-
dzięki india :!:
jestem juz po obiadku...
jakos zleci do podwieczorka....
Powiedz mi..jezdzisz na rowerku stacjonarnym, nie?
no ja tez...i właśnie sie zastanawiam jaka pora do pedałowania bedzie najlepsza...
Tydzien czasu smigałam 30min z rana a sniadanko dopiero po 2h.
Ale chce to zmienic..nie zawsze mam ochote rano..czasem po obiedzie...
i nie wiem :roll: Boje sie ze jak od obiadu do rowerka minie zbyt maly odstep czasu, to pojdzie mi w mieśnie, zamiast spalac tłuszcz... :cry:
Co myślisz?
-
Ale zes sie kobito zaparla :) Pedzisz jak burza :) Napewno osiagniesz swoj cel o wiele szybciej niz to zalozylas :)
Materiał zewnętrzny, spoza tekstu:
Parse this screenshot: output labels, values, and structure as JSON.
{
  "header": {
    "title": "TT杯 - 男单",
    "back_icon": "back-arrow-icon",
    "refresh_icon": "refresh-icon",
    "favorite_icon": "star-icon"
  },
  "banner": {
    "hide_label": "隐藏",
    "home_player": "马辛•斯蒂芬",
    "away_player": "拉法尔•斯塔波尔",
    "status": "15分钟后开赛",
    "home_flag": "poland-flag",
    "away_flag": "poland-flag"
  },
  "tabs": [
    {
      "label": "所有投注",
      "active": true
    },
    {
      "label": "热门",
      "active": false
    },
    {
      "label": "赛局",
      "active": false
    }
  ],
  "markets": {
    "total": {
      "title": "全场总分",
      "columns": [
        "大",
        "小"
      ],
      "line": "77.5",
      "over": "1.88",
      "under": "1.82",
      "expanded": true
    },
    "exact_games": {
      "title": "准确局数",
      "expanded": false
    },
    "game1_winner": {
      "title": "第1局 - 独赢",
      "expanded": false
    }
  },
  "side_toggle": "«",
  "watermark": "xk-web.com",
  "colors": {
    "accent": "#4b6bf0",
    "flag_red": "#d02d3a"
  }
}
Jestes moim autorytetem :)
Jak wroce z Rzeszy to zaczynam dietke tak ostro jak ty, ten pamietnik bedzie mnie prowadzil :)
-
Czesc Dziewczyny :D
Fajnie ze piszecie. Juz myslalam, ze to bedzie autobiografia, pisana wylacznie przeze mnie :D
Ja autorytetem? :D Dzieki, to zobowiazuje :D Faktycznie sie zaparlam. I nie popuszcze dopoki nie osiagne swojego celu :D
Aniu, ja jezdze na rowerku... jak to nazwac... mobilnym :D Stacjonarny tez posiadam, ale kiedy jest cieplo zdecydowanie wole jezdzic na takim "prawdziwym". Szczerze mowiac, to nie mam pojecia jak sie ma pora pedalowania do efektow. Ja chyba nie zwracam wiekszej uwagi na to czy jezdze po czy przed posilkiem. Nie wiem czy to ma znaczenie, byc moze. Ja jezdze najczesciej rano, po sniadaniu.
Buziaki!
-
Hej dziewczyny jeśli pozwolicie to i ja się do was przyłącze.
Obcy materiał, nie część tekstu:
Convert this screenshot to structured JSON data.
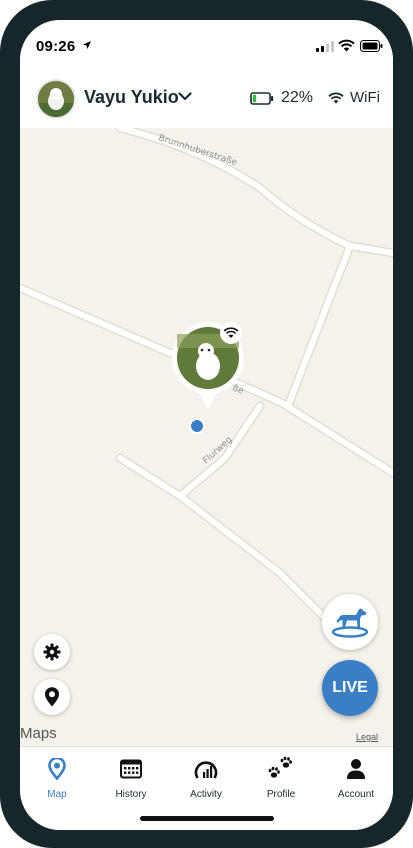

Kilka słów o mnie tak więc mam 22 lata moja obecna waga to ok. 60 kg nie wiem dokładnie bo wysiadły mi baterie w wadze i jakoś nie umiem sobie kupić nowych :lol: przy wzroście 170cm. Pół roku temu ważyłam 76kg i nie było to wczale przyjemnie a wręcz okropne i do tego te rozmiary 46 - ubrania. Stosując dietę ok. 1000 kcal niekiedy mniej niekiedy więcej ale częściej te pierwsze doszłam do obecnej wagi a dążę do 55 kg i jak naj mniej w biodrach :wink: , do tego stosowałam masaże drewnianą szczotką i prawie codziennie rowerek stacjonarny tyle na ile mi siły pozwalały. Hmm myśle że na pierwszy raz wystarczy tego o mnie.
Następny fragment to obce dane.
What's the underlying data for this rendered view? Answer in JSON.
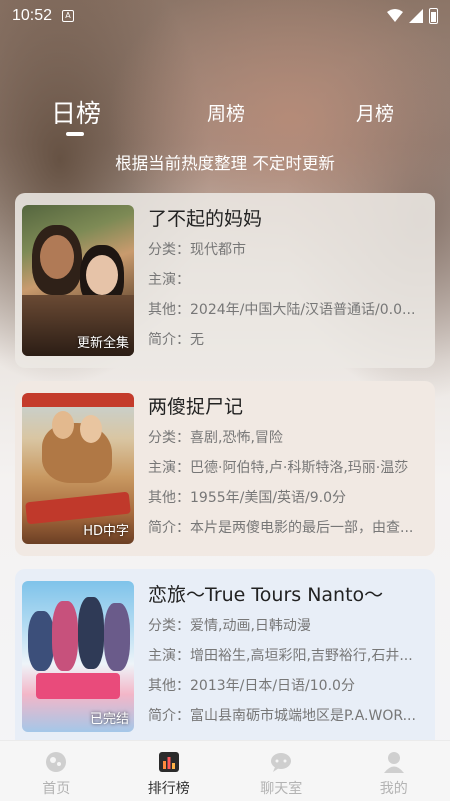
{
  "status_bar": {
    "time": "10:52",
    "notification_icon": "A"
  },
  "tabs": [
    {
      "label": "日榜",
      "selected": true
    },
    {
      "label": "周榜",
      "selected": false
    },
    {
      "label": "月榜",
      "selected": false
    }
  ],
  "subtitle": "根据当前热度整理 不定时更新",
  "items": [
    {
      "title": "了不起的妈妈",
      "category": "分类：现代都市",
      "cast": "主演：",
      "other": "其他：2024年/中国大陆/汉语普通话/0.0...",
      "intro": "简介：无",
      "badge": "更新全集"
    },
    {
      "title": "两傻捉尸记",
      "category": "分类：喜剧,恐怖,冒险",
      "cast": "主演：巴德·阿伯特,卢·科斯特洛,玛丽·温莎",
      "other": "其他：1955年/美国/英语/9.0分",
      "intro": "简介：本片是两傻电影的最后一部，由查...",
      "badge": "HD中字"
    },
    {
      "title": "恋旅～True Tours Nanto～",
      "category": "分类：爱情,动画,日韩动漫",
      "cast": "主演：增田裕生,高垣彩阳,吉野裕行,石井...",
      "other": "其他：2013年/日本/日语/10.0分",
      "intro": "简介：富山县南砺市城端地区是P.A.WOR...",
      "badge": "已完结"
    }
  ],
  "bottom_nav": [
    {
      "label": "首页",
      "icon": "home-icon",
      "active": false
    },
    {
      "label": "排行榜",
      "icon": "ranking-icon",
      "active": true
    },
    {
      "label": "聊天室",
      "icon": "chat-icon",
      "active": false
    },
    {
      "label": "我的",
      "icon": "profile-icon",
      "active": false
    }
  ]
}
India82 uważaj by nie zboczyć z drogi przy tak niskim poziomie kalorii, bo o to łatwo a skutki będą nie odwracalne. Ja też stosowałam może troszkę rygorystyczą dietę ale jadłam zawsze śniadańie - chleb z czymś tam II śniadańie zawsze i obiadek tak samo ziemniaki z czymś no i później kolacyjkę - przeważnie owoce kubuś lub jogurt a u ciebie to ja widze same warzywa lub owoce a one nie są zbyt kaloryczne tymbardziej że ty dużo ćwiczysz, ale to twój organizm i ty powinnaś wiedzieć czego mu brakuje najbardziej, powodznka.
Pa pa
-
:))
India82 kochana szybciutko Ci ta waga spada w dol ale to jest pierwszy krok do efektu jo-jo dlatego pomysl co bys zmienila w swiom menu moze zwieksz kalorie przy sniadanku??wiem ze bardzo chcesz osiagnac swoj cel i psychicznie sie nastawiaszze nie jestes glodna /wiem co mowie/ ale moze przyjsc moment kiedy Twoj organizm zacznie sie upominac o swoje a wtedy moze byc wpadka :cry: ale gratuluje silnej woli tylko skad Ty bierzesz tyle energii?? :shock: pozdrawiam goraco :D :!:
-
gratulacje
Cześć,
Gratuluję samozaparcia. Podziwiam Twoje mocne postanowienie. Będę biła pokłony jeśli wytrwasz (a tego Ci życzę)
A oto moje postanowienie: do 16 lipca (idę na wesele kolegi ze studiów) będę ważyła 58 kg. Mam nadzieję, że znajdzie się jakaś dobra duszyczka, która zagrzeje mnie do walki. Będę wdzięczna za wszelkie wsparcie, bo jestem juz mocno zdesperowana i myślę o zakupie jakichś medykamentów.
Pozdrawiam wszystkie dietowiczki
Monika
http://tickers.TickerFactory.com/ezt...0fd/weight.png
-
India...ja niestety "mobilnego :D " rowerka nie posiadam...a nawet gdyby...mieszkam na zbyt pofałdowanej powierzchni...gory dołki...zakrety...jest niebespiecznie...
ach ta italia... :wink:
mam rowerek stacjonarny...juz 2 dzien zrobiłam przerwe..i go nie uzywam... znudzilo mi sie :lol:
zreszta boje sie ze przybiore na miesniach...a tego bym nie chciala...musze sie njpierw dowiedzic..jak to jest z porami jedzenia i posiłkami...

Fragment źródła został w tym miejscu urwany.